There are two general types of breast implants available in the U.S. -- saline and silicone. Both consist of a silicone outer shell; the difference is what's inside the implants.
- Saline implants are filled with saline or sterile saltwater.
- Silicone breast implants are filled with silicone gel.
Silicone Breast Implants
Silicone breast implants were first introduced in 1962. During the 1980s, the popularity of silicone breast implants surged, but so did accounts of their supposed risks. Many people claimed there was a link between ruptured silicone gel implants and a greater risk of immunological disorders (such as lupus, rheumatoid arthritis, fibromyalgia, and other conditions). Some women reported that their symptoms went away after the implants were removed. Some filed lawsuits against implant manufacturers.
While no studies established a firm connection, the FDA looked into the issue and, in 1992, restricted the use of silicone breast implants to women having reconstruction after surgery for breast cancer. For the next 14 years, women who wanted breast augmentation had to use saline breast implants.
In 2006, after reviewing research and finding no connection between silicone implants and disease, the FDA approved the sale of silicone breast implants..
Three companies -- Allergan, Mentor, and Sientra -- have FDA approval to make silicone implants. All three companies are required to track long-term safety of the implants.
Which Breast Implants Are Safer?
According to the current research, there aren't significant differences in the safety of silicone and saline implants. But each type of breast implant has its pros and cons.
- Ruptures. Ruptures are a risk with either kind of breast implant. Ruptures might be caused by surgical error, a fall, or -- very rarely -- the pressure exerted on the breast during a mammogram. But the implications of a rupture are a little different for the two types.
Saline implant ruptures are easy to spot. The breast rapidly changes shape over days as the fluid leaks out. If a saline implant breaks, all that leaks out is saltwater. The saltwater is harmlessly absorbed into the body.

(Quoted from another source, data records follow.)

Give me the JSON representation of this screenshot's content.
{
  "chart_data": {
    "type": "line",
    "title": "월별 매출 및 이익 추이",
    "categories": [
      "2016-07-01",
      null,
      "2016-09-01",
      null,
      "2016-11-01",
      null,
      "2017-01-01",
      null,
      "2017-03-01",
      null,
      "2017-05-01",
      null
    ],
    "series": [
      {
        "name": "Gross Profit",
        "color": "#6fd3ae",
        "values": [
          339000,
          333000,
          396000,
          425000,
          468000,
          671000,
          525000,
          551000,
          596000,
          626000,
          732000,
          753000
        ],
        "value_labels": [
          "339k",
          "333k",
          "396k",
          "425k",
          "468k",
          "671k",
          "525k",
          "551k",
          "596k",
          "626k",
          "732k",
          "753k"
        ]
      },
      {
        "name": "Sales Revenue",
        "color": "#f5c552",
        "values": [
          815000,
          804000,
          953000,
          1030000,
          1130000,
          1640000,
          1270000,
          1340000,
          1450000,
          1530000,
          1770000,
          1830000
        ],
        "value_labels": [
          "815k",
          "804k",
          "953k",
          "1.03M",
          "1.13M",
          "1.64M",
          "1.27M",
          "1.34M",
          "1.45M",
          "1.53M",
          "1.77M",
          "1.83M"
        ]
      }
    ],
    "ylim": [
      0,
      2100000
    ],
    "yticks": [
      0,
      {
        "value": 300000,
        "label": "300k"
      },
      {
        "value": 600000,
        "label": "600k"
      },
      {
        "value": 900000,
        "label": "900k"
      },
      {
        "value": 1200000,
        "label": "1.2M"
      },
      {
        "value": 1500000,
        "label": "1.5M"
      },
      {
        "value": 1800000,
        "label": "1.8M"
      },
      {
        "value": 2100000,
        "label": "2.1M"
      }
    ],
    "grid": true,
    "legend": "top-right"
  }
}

Silicone implant ruptures are more difficult to notice. When the implant breaks, the leaking silicone stays in the body. It can sometimes spread outside the breast and into distant lymph nodes. As unnerving as that sounds, studies haven't found that this results in any increased risk of disease. Nonetheless, if a silicone implant ruptures, your doctor will probably recommend removing it and any loose silicone.
Ruptures of silicone breast implants are often "silent," meaning patients and doctors may not notice them. They can only be detected by MRI. For this reason, the FDA recommends that women with silicone implants get an MRI three years after implantation and once every two years after that. MRIs may not be covered by your insurance. Over the course of a woman's life, these MRIs may cost more than the original implant surgery.

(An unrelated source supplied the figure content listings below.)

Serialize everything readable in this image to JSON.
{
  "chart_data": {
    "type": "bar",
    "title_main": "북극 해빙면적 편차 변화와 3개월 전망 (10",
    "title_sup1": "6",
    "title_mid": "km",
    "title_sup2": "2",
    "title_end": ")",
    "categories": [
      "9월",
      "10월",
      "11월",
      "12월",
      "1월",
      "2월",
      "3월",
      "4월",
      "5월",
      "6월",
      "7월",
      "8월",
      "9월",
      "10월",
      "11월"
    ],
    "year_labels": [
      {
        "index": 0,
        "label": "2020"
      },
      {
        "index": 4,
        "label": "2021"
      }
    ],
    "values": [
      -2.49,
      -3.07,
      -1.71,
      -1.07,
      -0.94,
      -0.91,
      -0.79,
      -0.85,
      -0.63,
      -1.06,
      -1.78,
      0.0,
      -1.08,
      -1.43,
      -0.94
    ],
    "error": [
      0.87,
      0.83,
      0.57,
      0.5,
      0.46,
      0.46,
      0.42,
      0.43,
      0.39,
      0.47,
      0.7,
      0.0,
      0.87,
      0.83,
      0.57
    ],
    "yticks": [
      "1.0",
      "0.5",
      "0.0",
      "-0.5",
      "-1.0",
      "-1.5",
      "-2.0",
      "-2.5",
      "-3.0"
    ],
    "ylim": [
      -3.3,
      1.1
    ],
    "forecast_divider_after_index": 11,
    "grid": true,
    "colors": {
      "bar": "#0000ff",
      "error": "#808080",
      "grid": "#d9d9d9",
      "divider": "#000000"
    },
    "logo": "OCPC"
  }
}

- Aesthetic results. Many women and plastic surgeons prefer the look and feel of silicone breast implants. Silicone breast implants are generally considered to be more like real breast tissue. Saline implants are more prone to causing rippling of the skin.

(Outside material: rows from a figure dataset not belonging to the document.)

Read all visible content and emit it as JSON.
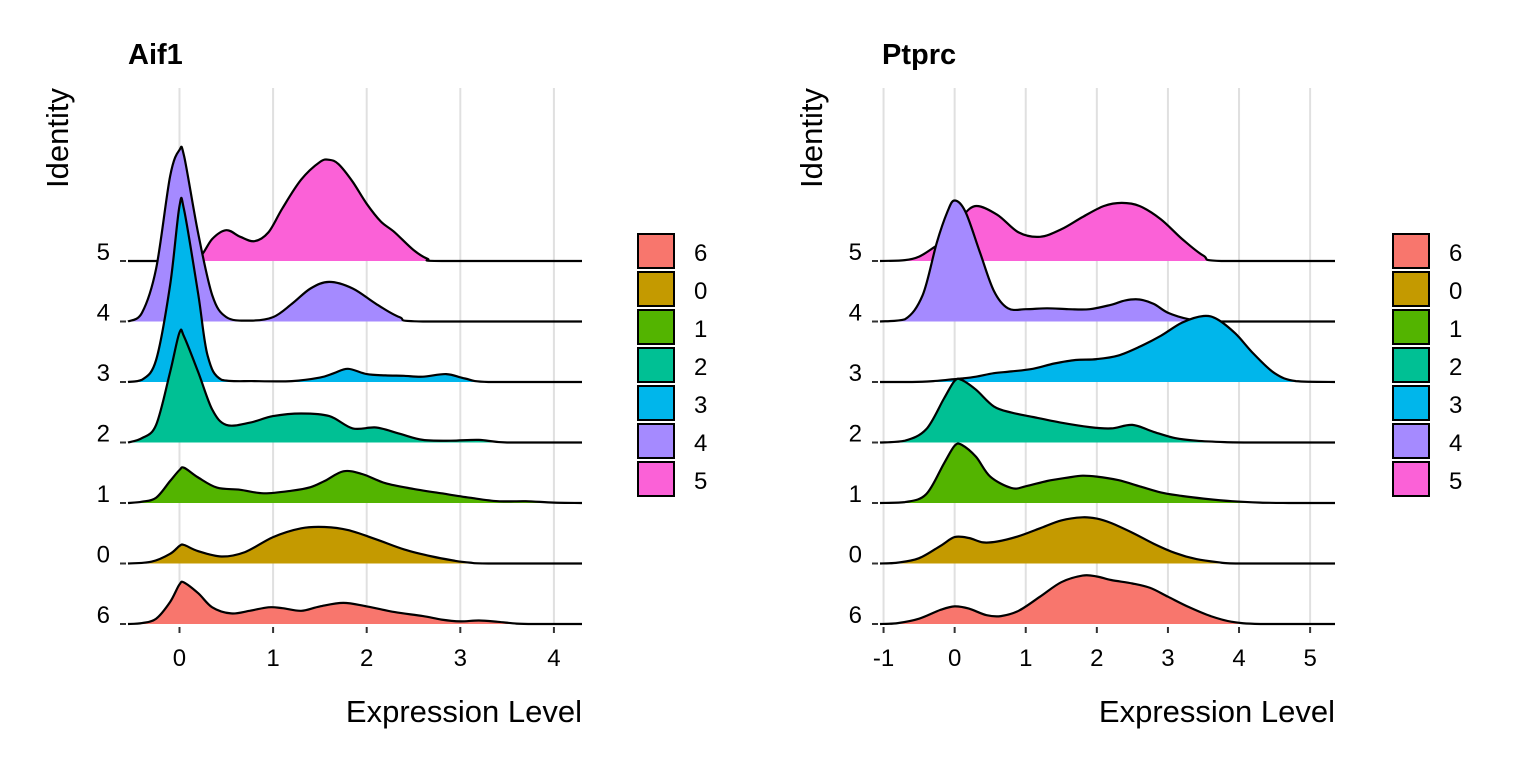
{
  "colors": {
    "6": "#F8766D",
    "0": "#C49A00",
    "1": "#53B400",
    "2": "#00C094",
    "3": "#00B6EB",
    "4": "#A58AFF",
    "5": "#FB61D7"
  },
  "chart_data": [
    {
      "type": "ridgeline",
      "title": "Aif1",
      "xlabel": "Expression Level",
      "ylabel": "Identity",
      "xlim": [
        -0.55,
        4.3
      ],
      "xticks": [
        "0",
        "1",
        "2",
        "3",
        "4"
      ],
      "yticks": [
        "6",
        "0",
        "1",
        "2",
        "3",
        "4",
        "5"
      ],
      "grid": true,
      "legend": {
        "position": "right",
        "entries": [
          "6",
          "0",
          "1",
          "2",
          "3",
          "4",
          "5"
        ]
      },
      "series": [
        {
          "name": "6",
          "x": [
            -0.55,
            -0.4,
            -0.25,
            -0.1,
            0.0,
            0.05,
            0.2,
            0.35,
            0.55,
            0.75,
            0.95,
            1.1,
            1.3,
            1.5,
            1.75,
            2.0,
            2.3,
            2.6,
            2.8,
            3.0,
            3.2,
            3.4,
            3.6,
            3.8,
            4.3
          ],
          "density": [
            0.0,
            0.02,
            0.12,
            0.5,
            0.9,
            0.94,
            0.7,
            0.38,
            0.24,
            0.3,
            0.38,
            0.36,
            0.3,
            0.4,
            0.48,
            0.4,
            0.27,
            0.18,
            0.1,
            0.06,
            0.08,
            0.05,
            0.01,
            0.0,
            0.0
          ]
        },
        {
          "name": "0",
          "x": [
            -0.55,
            -0.3,
            -0.1,
            0.0,
            0.05,
            0.2,
            0.45,
            0.7,
            1.0,
            1.3,
            1.55,
            1.8,
            2.1,
            2.4,
            2.7,
            2.95,
            3.1,
            3.3,
            4.3
          ],
          "density": [
            0.0,
            0.04,
            0.22,
            0.4,
            0.42,
            0.28,
            0.16,
            0.26,
            0.6,
            0.8,
            0.83,
            0.76,
            0.55,
            0.32,
            0.16,
            0.06,
            0.02,
            0.0,
            0.0
          ]
        },
        {
          "name": "1",
          "x": [
            -0.55,
            -0.4,
            -0.25,
            -0.1,
            0.0,
            0.05,
            0.2,
            0.4,
            0.65,
            0.9,
            1.2,
            1.4,
            1.55,
            1.75,
            1.95,
            2.2,
            2.5,
            2.8,
            3.1,
            3.4,
            3.7,
            4.0,
            4.3
          ],
          "density": [
            0.0,
            0.03,
            0.12,
            0.5,
            0.75,
            0.8,
            0.58,
            0.35,
            0.3,
            0.22,
            0.28,
            0.36,
            0.5,
            0.72,
            0.66,
            0.45,
            0.32,
            0.22,
            0.12,
            0.04,
            0.04,
            0.01,
            0.0
          ]
        },
        {
          "name": "2",
          "x": [
            -0.55,
            -0.4,
            -0.25,
            -0.1,
            0.0,
            0.05,
            0.2,
            0.35,
            0.5,
            0.75,
            1.0,
            1.3,
            1.6,
            1.85,
            2.1,
            2.35,
            2.6,
            2.9,
            3.2,
            3.5,
            4.3
          ],
          "density": [
            0.0,
            0.1,
            0.4,
            1.6,
            2.5,
            2.4,
            1.6,
            0.75,
            0.4,
            0.45,
            0.6,
            0.66,
            0.6,
            0.32,
            0.34,
            0.2,
            0.06,
            0.04,
            0.06,
            0.0,
            0.0
          ]
        },
        {
          "name": "3",
          "x": [
            -0.55,
            -0.4,
            -0.25,
            -0.1,
            0.0,
            0.05,
            0.2,
            0.3,
            0.45,
            0.8,
            1.2,
            1.5,
            1.65,
            1.8,
            2.0,
            2.2,
            2.4,
            2.6,
            2.85,
            3.05,
            3.3,
            4.3
          ],
          "density": [
            0.0,
            0.05,
            0.5,
            2.2,
            4.0,
            3.9,
            2.0,
            0.6,
            0.05,
            0.02,
            0.02,
            0.1,
            0.2,
            0.3,
            0.18,
            0.15,
            0.14,
            0.12,
            0.18,
            0.08,
            0.0,
            0.0
          ]
        },
        {
          "name": "4",
          "x": [
            -0.55,
            -0.4,
            -0.25,
            -0.1,
            0.0,
            0.05,
            0.2,
            0.35,
            0.5,
            0.75,
            1.0,
            1.2,
            1.4,
            1.6,
            1.85,
            2.1,
            2.35,
            2.6,
            4.3
          ],
          "density": [
            0.0,
            0.2,
            1.2,
            3.3,
            3.9,
            3.75,
            2.0,
            0.6,
            0.1,
            0.02,
            0.1,
            0.4,
            0.75,
            0.9,
            0.75,
            0.4,
            0.1,
            0.0,
            0.0
          ]
        },
        {
          "name": "5",
          "x": [
            -0.55,
            0.0,
            0.2,
            0.35,
            0.5,
            0.65,
            0.8,
            0.95,
            1.1,
            1.3,
            1.5,
            1.6,
            1.7,
            1.85,
            2.0,
            2.15,
            2.3,
            2.5,
            2.65,
            2.8,
            4.3
          ],
          "density": [
            0.0,
            0.0,
            0.05,
            0.5,
            0.7,
            0.55,
            0.45,
            0.65,
            1.2,
            1.85,
            2.25,
            2.3,
            2.2,
            1.8,
            1.3,
            0.9,
            0.65,
            0.25,
            0.05,
            0.0,
            0.0
          ]
        }
      ]
    },
    {
      "type": "ridgeline",
      "title": "Ptprc",
      "xlabel": "Expression Level",
      "ylabel": "Identity",
      "xlim": [
        -1.05,
        5.35
      ],
      "xticks": [
        "-1",
        "0",
        "1",
        "2",
        "3",
        "4",
        "5"
      ],
      "yticks": [
        "6",
        "0",
        "1",
        "2",
        "3",
        "4",
        "5"
      ],
      "grid": true,
      "legend": {
        "position": "right",
        "entries": [
          "6",
          "0",
          "1",
          "2",
          "3",
          "4",
          "5"
        ]
      },
      "series": [
        {
          "name": "6",
          "x": [
            -1.05,
            -0.8,
            -0.5,
            -0.2,
            0.0,
            0.2,
            0.45,
            0.65,
            0.9,
            1.2,
            1.5,
            1.8,
            2.0,
            2.2,
            2.5,
            2.75,
            3.0,
            3.3,
            3.6,
            3.9,
            4.3,
            5.35
          ],
          "density": [
            0.0,
            0.02,
            0.12,
            0.32,
            0.4,
            0.35,
            0.2,
            0.18,
            0.3,
            0.62,
            0.95,
            1.1,
            1.08,
            1.0,
            0.92,
            0.82,
            0.62,
            0.38,
            0.18,
            0.05,
            0.0,
            0.0
          ]
        },
        {
          "name": "0",
          "x": [
            -1.05,
            -0.8,
            -0.5,
            -0.2,
            0.0,
            0.2,
            0.4,
            0.6,
            0.9,
            1.2,
            1.5,
            1.8,
            2.0,
            2.2,
            2.5,
            2.8,
            3.1,
            3.4,
            3.7,
            4.0,
            5.35
          ],
          "density": [
            0.0,
            0.02,
            0.12,
            0.4,
            0.6,
            0.58,
            0.48,
            0.5,
            0.62,
            0.8,
            0.98,
            1.05,
            1.02,
            0.92,
            0.7,
            0.45,
            0.24,
            0.1,
            0.03,
            0.0,
            0.0
          ]
        },
        {
          "name": "1",
          "x": [
            -1.05,
            -0.7,
            -0.4,
            -0.15,
            0.0,
            0.1,
            0.3,
            0.5,
            0.8,
            1.0,
            1.3,
            1.6,
            1.8,
            2.0,
            2.3,
            2.6,
            2.9,
            3.2,
            3.5,
            3.9,
            4.3,
            4.7,
            5.35
          ],
          "density": [
            0.0,
            0.02,
            0.2,
            0.9,
            1.3,
            1.32,
            1.05,
            0.6,
            0.34,
            0.38,
            0.5,
            0.58,
            0.62,
            0.6,
            0.52,
            0.38,
            0.24,
            0.16,
            0.1,
            0.04,
            0.01,
            0.0,
            0.0
          ]
        },
        {
          "name": "2",
          "x": [
            -1.05,
            -0.7,
            -0.4,
            -0.15,
            0.0,
            0.1,
            0.3,
            0.55,
            0.8,
            1.1,
            1.5,
            1.9,
            2.2,
            2.5,
            2.8,
            3.1,
            3.4,
            3.8,
            4.2,
            5.35
          ],
          "density": [
            0.0,
            0.04,
            0.3,
            1.0,
            1.4,
            1.42,
            1.2,
            0.82,
            0.68,
            0.58,
            0.45,
            0.35,
            0.32,
            0.4,
            0.24,
            0.1,
            0.04,
            0.01,
            0.0,
            0.0
          ]
        },
        {
          "name": "3",
          "x": [
            -1.05,
            -0.6,
            -0.3,
            -0.1,
            0.1,
            0.3,
            0.55,
            0.8,
            1.1,
            1.4,
            1.7,
            2.0,
            2.3,
            2.6,
            2.9,
            3.2,
            3.5,
            3.7,
            3.95,
            4.2,
            4.5,
            4.8,
            5.35
          ],
          "density": [
            0.0,
            0.0,
            0.02,
            0.05,
            0.08,
            0.12,
            0.2,
            0.24,
            0.3,
            0.42,
            0.5,
            0.52,
            0.6,
            0.8,
            1.05,
            1.35,
            1.5,
            1.42,
            1.1,
            0.65,
            0.2,
            0.02,
            0.0
          ]
        },
        {
          "name": "4",
          "x": [
            -1.05,
            -0.7,
            -0.45,
            -0.25,
            -0.1,
            0.0,
            0.15,
            0.35,
            0.55,
            0.75,
            1.0,
            1.3,
            1.6,
            1.9,
            2.2,
            2.4,
            2.6,
            2.8,
            3.0,
            3.3,
            3.6,
            5.35
          ],
          "density": [
            0.0,
            0.05,
            0.6,
            1.8,
            2.5,
            2.75,
            2.5,
            1.6,
            0.7,
            0.3,
            0.28,
            0.3,
            0.28,
            0.28,
            0.38,
            0.48,
            0.5,
            0.4,
            0.2,
            0.05,
            0.0,
            0.0
          ]
        },
        {
          "name": "5",
          "x": [
            -1.05,
            -0.7,
            -0.5,
            -0.3,
            -0.1,
            0.1,
            0.3,
            0.6,
            0.9,
            1.2,
            1.5,
            1.8,
            2.1,
            2.35,
            2.6,
            2.9,
            3.2,
            3.5,
            3.75,
            5.35
          ],
          "density": [
            0.0,
            0.02,
            0.1,
            0.3,
            0.55,
            1.0,
            1.25,
            1.05,
            0.65,
            0.55,
            0.72,
            1.0,
            1.25,
            1.32,
            1.25,
            0.95,
            0.5,
            0.12,
            0.0,
            0.0
          ]
        }
      ]
    }
  ]
}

- Platinum. Silicone breast implants contain platinum; saline implants don't. While some people feel that platinum could be harmful, the FDA says that studies have not found that it poses any risk in breast implants.
- Surgical differences. Saline implants are filled after they’re implanted, so saline implants require a smaller incision than pre-filled silicone breast implants. Also, many saline implants can be adjusted after surgery. Months later, a woman could decide to increase or decrease the size of her saline implants without surgery. The doctor can just use a syringe to put in more liquid or take it out. The size of standard prefilled silicone implants cannot be changed.
- Eligibility. There are some differences in who can get the two types of implants. For reconstruction, women can get either type of breast implant at any age. But for augmentation, saline implants are approved for women 18 and older, while only women who are 22 and older can get silicone breast implants. The FDA explains that the risks are different for the two products, specifically citing the issues surrounding the removal of ruptured silicone breast implants.
Keep in mind that your doctor may have a strong recommendation for one type of breast implant over another. Certain things, like your body type or the current size of your breasts, might make one type of implant better for you.